Attending an online conference is very different from actually being there for many reasons. I have found that I sign up for more online conferences than I would ever attend physically but when I'm online I only attend the interesting parts and skip the rest. In some sessions I listen with one ear and continue with other work. I attend but I don't really engage. I am still at work and the conference becomes like background music with a few highlights when I fully concentrate on it. Maybe similar things happen with hybrid teaching. It would be interesting to study the distraction levels of campus and online students.

But maybe the answer is not to try and cater for everyone but focus on your target group. If the whole point of the event is for people to meet and discuss on-site then make that clear and restrict it to on-site delivery. However if an on-site event would automatically exclude important members of the target group then make the event fully online or even asynchronous. By trying to include everyone you risk excluding everyone and the event becomes a messy compromise.

I started thinking about these questions after reading an article by Mark Carrigan on the LSE blog, Is hybrid a desirable ‘new normal’ for academic events? The problems with hybrid are well known in terms of technical complexity and the risk of online participants being flies on the wall, passive observers. If you want an online audience then focus on that and don't try to do two things at the same time. Conferences can instead become processes with asynchronous online interaction over a whole week or several weeks. 

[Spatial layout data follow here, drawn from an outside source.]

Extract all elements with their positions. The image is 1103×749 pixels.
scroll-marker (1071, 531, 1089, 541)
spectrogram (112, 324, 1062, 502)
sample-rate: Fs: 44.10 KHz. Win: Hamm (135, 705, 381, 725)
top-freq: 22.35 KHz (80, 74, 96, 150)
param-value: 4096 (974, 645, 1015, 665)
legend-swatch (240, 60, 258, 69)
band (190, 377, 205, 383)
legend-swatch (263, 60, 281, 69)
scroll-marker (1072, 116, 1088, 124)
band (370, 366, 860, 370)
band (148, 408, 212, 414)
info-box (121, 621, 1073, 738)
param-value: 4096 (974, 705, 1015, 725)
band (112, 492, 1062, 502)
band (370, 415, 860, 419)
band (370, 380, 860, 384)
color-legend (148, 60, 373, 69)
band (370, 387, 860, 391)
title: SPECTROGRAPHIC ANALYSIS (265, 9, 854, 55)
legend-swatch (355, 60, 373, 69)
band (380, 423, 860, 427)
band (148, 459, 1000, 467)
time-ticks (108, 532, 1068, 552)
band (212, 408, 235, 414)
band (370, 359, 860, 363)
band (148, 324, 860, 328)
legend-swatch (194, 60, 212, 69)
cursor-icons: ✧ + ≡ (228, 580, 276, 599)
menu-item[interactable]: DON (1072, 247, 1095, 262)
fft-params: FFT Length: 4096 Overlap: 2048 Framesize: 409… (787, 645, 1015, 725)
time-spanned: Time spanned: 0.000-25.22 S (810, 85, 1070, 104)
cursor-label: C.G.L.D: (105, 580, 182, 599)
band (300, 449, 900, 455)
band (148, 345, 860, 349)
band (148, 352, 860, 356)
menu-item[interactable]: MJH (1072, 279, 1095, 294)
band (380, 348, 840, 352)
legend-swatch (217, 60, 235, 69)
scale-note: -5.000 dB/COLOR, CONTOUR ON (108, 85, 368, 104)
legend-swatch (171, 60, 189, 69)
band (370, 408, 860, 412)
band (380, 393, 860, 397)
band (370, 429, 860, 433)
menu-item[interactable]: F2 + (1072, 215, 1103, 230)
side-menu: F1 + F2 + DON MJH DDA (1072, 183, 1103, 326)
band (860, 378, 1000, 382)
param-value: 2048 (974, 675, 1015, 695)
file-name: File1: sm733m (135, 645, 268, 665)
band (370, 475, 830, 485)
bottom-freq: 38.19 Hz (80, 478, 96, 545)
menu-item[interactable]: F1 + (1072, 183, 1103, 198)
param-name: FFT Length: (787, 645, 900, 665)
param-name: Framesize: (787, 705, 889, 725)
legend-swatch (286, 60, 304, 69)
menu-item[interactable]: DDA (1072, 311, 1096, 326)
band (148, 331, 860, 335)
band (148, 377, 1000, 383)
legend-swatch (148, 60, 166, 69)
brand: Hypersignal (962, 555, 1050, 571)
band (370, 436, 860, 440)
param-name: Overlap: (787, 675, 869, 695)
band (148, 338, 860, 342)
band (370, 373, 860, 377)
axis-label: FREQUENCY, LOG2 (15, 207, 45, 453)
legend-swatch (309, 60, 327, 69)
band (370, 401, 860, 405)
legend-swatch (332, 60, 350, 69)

The equipment and expertise which are currently necessary to run a hybrid event mean it probably isn’t the right (or sustainable) choice for a relatively niche event that is unlikely to attract much of an online audience. In which case it might make more sense to have a physical event, with a collective output which can be distributed asynchronously. Digital artefacts like blogposts and podcasts have a tendency to circulate far beyond their original creators. The raw fact of access can be valuable, but the careful packaging of ideas and discussions can be a much more effective way of facilitating remote participation. It might be that only a small number of people would tune in synchronously to engage with an event, but a digital output from that event over time might assemble a significantly larger audience.

It's similar with hybrid teaching. Some sessions must be on campus and therefore we need to make that clear well in advance. Other sessions can be online only and even campus students will join the session from their own laptops. Maybe some sessions can be hybrid but we need to work hard to make them truly inclusive and collaborative. Hybrid sounds like the best of both worlds but can so easily be messy and a disappointment for all. The solution is to decide on the best format for the group you want to be involved. There is no default in the future - decide the optimal format each time.  

This isn’t an argument against physical meetings, but rather a plea that we avoid drifting back to them. The familiar rhythms of seminars and conferences feel intensely alluring after the isolation and suffering which have characterised the last eighteen months. However, do we really want to return to a situation where they are the default? Or could we imagine an approach to academic events which recognises how these options (face-to-face, hybrid, digital) are equally worthwhile depending on what we’re trying to achieve?